Kimbly has a post about Code Inertia talking about how the programmers in her shop write large amounts of code, with much copy and paste, to solve problems that could be solved more compactly. She's interested in trying to change this. To which I say:
What about the old reward and punishment routine? I'd say that it's very unlikely that the programmers will change their behavior on their own. The way they work now is fine by them, I'd go so far as to say that the way they work now is being rewarded. Producing a lot of code is probably regarded as a sign of being a code stud. Kimbly's comments imply that it might be. Are the people who write more lines looked up to, are stats maintained about how many lines each person wrote? If lines of code per programmer is tracked, even if no formal reward is associated with it, then I suggest stopping. Instead track something associated with the behavior you want to promote. One thing would be to track number of tests created and have some target for number of tests per lines of code, the more code written the more tests required. Unfortunately it's very difficult to directly measure the thing you want to promote, code reuse.

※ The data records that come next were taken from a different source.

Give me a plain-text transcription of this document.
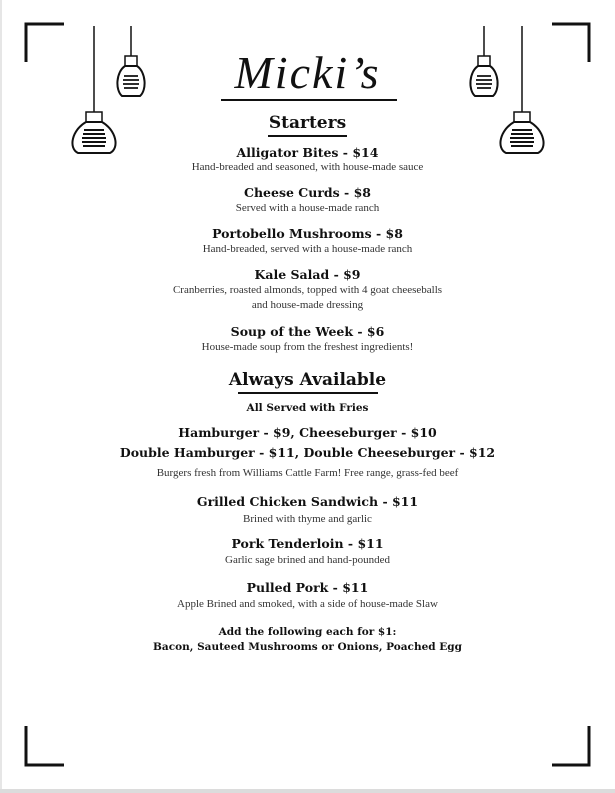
Micki’s
Starters
Alligator Bites - $14
Hand-breaded and seasoned, with house-made sauce
Cheese Curds - $8
Served with a house-made ranch
Portobello Mushrooms - $8
Hand-breaded, served with a house-made ranch
Kale Salad - $9
Cranberries, roasted almonds, topped with 4 goat cheeseballs
and house-made dressing
Soup of the Week - $6
House-made soup from the freshest ingredients!
Always Available
All Served with Fries
Hamburger - $9, Cheeseburger - $10
Double Hamburger - $11, Double Cheeseburger - $12
Burgers fresh from Williams Cattle Farm! Free range, grass-fed beef
Grilled Chicken Sandwich - $11
Brined with thyme and garlic
Pork Tenderloin - $11
Garlic sage brined and hand-pounded
Pulled Pork - $11
Apple Brined and smoked, with a side of house-made Slaw
Add the following each for $1:
Bacon, Sauteed Mushrooms or Onions, Poached Egg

Another angle is to make it easier to do the right thing. If you use Java then IntelliJ IDEA or Eclipse with their refactoring support make it easier to reuse than to copy and paste. Instead of copying the code for a method from one subclass to another it's easier to automatically move the method to the superclass.
One suggestion, that of introducing XP, might work, but not if you continue to track lines of code per programmer. It's a way of adding a set of rewards and punishments that favour a particular style of development. I'd take a good look at the programming culture in your shop and see how it could be tweaked so that reuse becomes seen, and rewarded, as more important and valuable than lines of code.